Su mano deforme empezó a palpitar al tiempo que la sangre empujaba contra los delicados puntos. Se estremeció de dolor, llevándosela al sobaco. Aun así, la presión de la sangre no hizo sino aumentar, y el dolor viajó a lo largo de su brazo hasta el pecho. Siguió sorteando el tráfico hasta que de pronto, en un destello tan fugaz que bien podría haberle pasado desapercibido, vio a una joven iluminada por un aura cegadora envuelta en un sari de color rojo carmín que pasaba corriendo por delante del coche. El Ambassador viró, incorporándose al carril contiguo, casi estampándose contra un autobús que circulaba en dirección contraria.

—¡Oh, no! —jadeó Pinky.

—¡Una mujer acaba de cruzar por delante del coche! —gritó Gulu con el corazón latiéndole desenfrenadamente en el pecho al tiempo que entendía que acababa de ver a Avni. El dolor fantasma que sentía en el dedo que ya no tenía era tan intenso que a punto estuvo de desmayarse.

Pinky pegó la cara a la ventanilla, viendo cómo la figura envuelta en el sari destellaba al sol al volver hacia ellos como una tormenta.

La aparición alzó el rostro, dejando que el palloo se deslizara de su cabeza. La nariz de Pinky fue resbalando contra la ventana. «Nunca nos dejará.» Y, de pronto, al ver el rostro de la mujer, se acordó del momento en que había bebido el elixir de coco y de cómo Avni había borboteado en su interior.

—¡Oh, Dios! ¡Oh, Dios! —gritó Gulu, cambiando de marchas e intentando poner de nuevo el coche en movimiento mientras daba frenéticos volantazos con la mano sana. «¡Está intentando matarnos!» El sudor le bañaba la cara, metiéndosele en los ojos y oscureciéndole la visión—. ¡Oh, Dios! ¡Oh, Dios!

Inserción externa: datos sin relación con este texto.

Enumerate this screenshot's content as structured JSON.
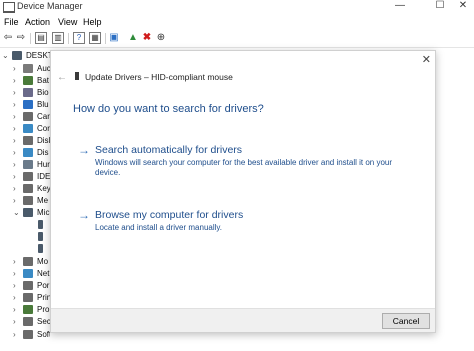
{
  "window": {
    "title": "Device Manager",
    "minimize": "—",
    "maximize": "☐",
    "close": "✕"
  },
  "menu": [
    "File",
    "Action",
    "View",
    "Help"
  ],
  "tree": {
    "root": "DESKTO",
    "items": [
      {
        "label": "Auc",
        "color": "#7a7a7a"
      },
      {
        "label": "Bat",
        "color": "#4a7a3a"
      },
      {
        "label": "Bio",
        "color": "#6a6a8a"
      },
      {
        "label": "Blu",
        "color": "#2b6fc4"
      },
      {
        "label": "Car",
        "color": "#6a6a6a"
      },
      {
        "label": "Cor",
        "color": "#3a8ac4"
      },
      {
        "label": "Disl",
        "color": "#6a6a6a"
      },
      {
        "label": "Dis",
        "color": "#3a8ac4"
      },
      {
        "label": "Hur",
        "color": "#6a7a8a"
      },
      {
        "label": "IDE",
        "color": "#6a6a6a"
      },
      {
        "label": "Key",
        "color": "#6a6a6a"
      },
      {
        "label": "Me",
        "color": "#6a6a6a"
      },
      {
        "label": "Mic",
        "color": "#4a5a6a"
      }
    ],
    "bottom_items": [
      {
        "label": "Mo",
        "color": "#6a6a6a"
      },
      {
        "label": "Net",
        "color": "#3a8ac4"
      },
      {
        "label": "Por",
        "color": "#6a6a6a"
      },
      {
        "label": "Prin",
        "color": "#6a6a6a"
      },
      {
        "label": "Pro",
        "color": "#4a7a3a"
      },
      {
        "label": "Sec",
        "color": "#6a6a6a"
      },
      {
        "label": "Software devices",
        "color": "#6a6a6a"
      }
    ]
  },
  "dialog": {
    "close": "✕",
    "back": "←",
    "header_title": "Update Drivers – HID-compliant mouse",
    "question": "How do you want to search for drivers?",
    "options": [
      {
        "arrow": "→",
        "title": "Search automatically for drivers",
        "desc": "Windows will search your computer for the best available driver and install it on your device."
      },
      {
        "arrow": "→",
        "title": "Browse my computer for drivers",
        "desc": "Locate and install a driver manually."
      }
    ],
    "cancel": "Cancel"
  }
}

—¡No puedes atropellada! —gritó Pinky, pasando al asiento delantero—. Nunca nos dejará, nunca. A menos que...

Gulu apretó el acelerador, conduciendo como si estuvieran en una carrera al infierno.

—¡Cuéntalo, Gulu! ¡Tienes que contarlo para salvarte! —Pinky sabía lo que el chófer intentaba callar, pues ella misma lo había bebido aquella aterradora noche.

Se dio cuenta de que, si escuchaba con atención, aquello seguía allí.